Ciao a tutti! - Eine deutsch-neapolitanische Familiengeschichte

Wenn man über Neapel spricht, erzählt man nicht nur von einer Stadt, sondern von einer Lebensphilosophie.
Wer die Geschichte kennt, der weiß, dass die Metropole am Fuße des Vesuvs über Jahrhunderte erst von Griechen und Römern und später auch von Spaniern und Franzosen geprägt wurde, was ihr einen ganz besonderen kulturellen Reichtum bescherte und die berühmte neapolitanische Leichtigkeit erklärt.

Die Geschichte der Familie Esposito beginnt wie so viele andere in den turbulenten 1960er Jahren. Francesco und Filomena Esposito wollten sich was aufbauen und so wagte Giovannis Vater (Francesco) als erster den Schritt und kam nach Tübingen, mit nichts als Hoffnung im Gepäck.

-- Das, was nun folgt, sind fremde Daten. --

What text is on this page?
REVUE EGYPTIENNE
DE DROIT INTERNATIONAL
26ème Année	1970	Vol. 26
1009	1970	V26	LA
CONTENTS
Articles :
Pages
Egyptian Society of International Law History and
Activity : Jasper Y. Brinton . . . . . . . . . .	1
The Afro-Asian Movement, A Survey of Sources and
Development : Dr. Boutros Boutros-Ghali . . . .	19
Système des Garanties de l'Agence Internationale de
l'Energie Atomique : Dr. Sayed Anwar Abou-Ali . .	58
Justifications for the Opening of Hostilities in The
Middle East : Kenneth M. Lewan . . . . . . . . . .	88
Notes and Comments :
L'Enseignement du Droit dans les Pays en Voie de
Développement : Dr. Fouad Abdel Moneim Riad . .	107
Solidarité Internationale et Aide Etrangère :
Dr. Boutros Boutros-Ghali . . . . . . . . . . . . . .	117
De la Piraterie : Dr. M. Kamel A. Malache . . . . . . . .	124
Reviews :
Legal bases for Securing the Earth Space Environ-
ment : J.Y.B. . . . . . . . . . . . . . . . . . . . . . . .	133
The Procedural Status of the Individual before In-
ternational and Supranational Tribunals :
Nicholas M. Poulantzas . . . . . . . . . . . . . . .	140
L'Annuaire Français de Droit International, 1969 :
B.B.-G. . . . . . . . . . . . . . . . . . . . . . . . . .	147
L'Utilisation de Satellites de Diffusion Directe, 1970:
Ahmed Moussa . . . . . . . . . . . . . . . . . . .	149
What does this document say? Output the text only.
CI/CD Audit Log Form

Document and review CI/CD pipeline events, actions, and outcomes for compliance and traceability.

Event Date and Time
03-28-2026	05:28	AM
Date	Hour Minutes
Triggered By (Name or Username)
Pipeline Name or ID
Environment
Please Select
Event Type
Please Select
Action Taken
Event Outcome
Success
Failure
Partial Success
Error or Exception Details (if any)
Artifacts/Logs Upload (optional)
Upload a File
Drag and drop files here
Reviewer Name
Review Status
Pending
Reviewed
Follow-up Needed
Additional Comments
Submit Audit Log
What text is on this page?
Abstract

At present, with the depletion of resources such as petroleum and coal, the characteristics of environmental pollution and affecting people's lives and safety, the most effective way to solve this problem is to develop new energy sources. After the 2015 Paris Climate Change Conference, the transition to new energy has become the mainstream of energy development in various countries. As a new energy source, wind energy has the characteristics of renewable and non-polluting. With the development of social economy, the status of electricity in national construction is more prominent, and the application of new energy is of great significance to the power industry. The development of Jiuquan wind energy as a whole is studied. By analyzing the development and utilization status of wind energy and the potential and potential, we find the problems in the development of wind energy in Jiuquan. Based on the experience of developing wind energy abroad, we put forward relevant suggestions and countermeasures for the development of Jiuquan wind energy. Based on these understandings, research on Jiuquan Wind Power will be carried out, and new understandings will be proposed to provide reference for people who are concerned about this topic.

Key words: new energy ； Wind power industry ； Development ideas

Die ersten Jahre waren von Einsamkeit und harter Arbeit geprägt. Erst als er in Karlsruhe Fuß gefasst hatte, konnte 1970 der Rest der Familie nachkommen: Giovannis Mutter, Filomena,  brachte die drei älteren Geschwister Sabino, Giuseppe und Nunzia mit. Ein Jahr später, 1971, wurde Giovanni bereits in Karlsruhe geboren – ein echtes "Karlsruher Kindl" mit neapolitanischem Herzen.

Giovanni und ich kennen uns seit vielen Jahren, und oft reicht ein Blick, um zu verstehen, was der andere denkt. Als gelernter Schreiner schafft er mit seinen Händen wahre Kunstwerke aus Holz. Doch seine wahre Leidenschaft zeigt sich in der Küche, wenn er für Familie und Freunde kocht. Es sind keine Sterne-Teller, es sind die leckeren Alltagsgerichte, die eine Seufzer der Zufriedenheit erzeugen, weil sie  einfach lecker schmecken.

Die neapolitanische Küche, die er so meisterhaft beherrscht, ist ein Schatz an Aromen und Traditionen:

  • Die "Pasta alla Genovese" - ein typisch neapolitanisches Gericht trotz des irreführenden Namens, mit langsam geschmorten Zwiebeln und zartem Rindfleisch
  • Die echte "Pizza Napoletana", mit ihrem charakteristisch hohen Rand und der perfekten Balance aus San Marzano Tomaten und Büffelmozzarella
  • "Sfogliatella Riccia", das traditionelle Blätterteiggebäck mit Ricotta-Füllung
  • "Zuppa di Cozze", die würzige Muschelsuppe, die nach Meer und Heimat schmeckt
  • Pasta e fagioli
  • Tagliolini al Pomodoro e Mozzarella
  • Antipasto mit Focaccia

Die Anfänge seiner Familie in Deutschland waren nicht einfach: Die deutsche Sprache war ein Wirrwarr aus seltsamen Lauten, das Essen fremd – wer konnte sich schon mit Lyoner und Sauerkraut anfreunden, wenn man die Aromen des Südens gewohnt war? Die Familie war zerrissen, Freunde fehlten, aber man war gekommen, um zu arbeiten und sich eine Zukunft aufzubauen.

Nach und nach brachte man die heimischen Kräuter und Lebensmittel mit, die ersten italienischen Restaurants entstanden, Sprachkurse wurden besucht – kleine, aber wichtige Schritte in Richtung Integration. Heute ist die italienische Küche nicht mehr aus Deutschland wegzudenken – wer könnte sich noch eine Welt ohne Rucola, Mozzarella, Burrata oder original italienische Pizza vorstellen?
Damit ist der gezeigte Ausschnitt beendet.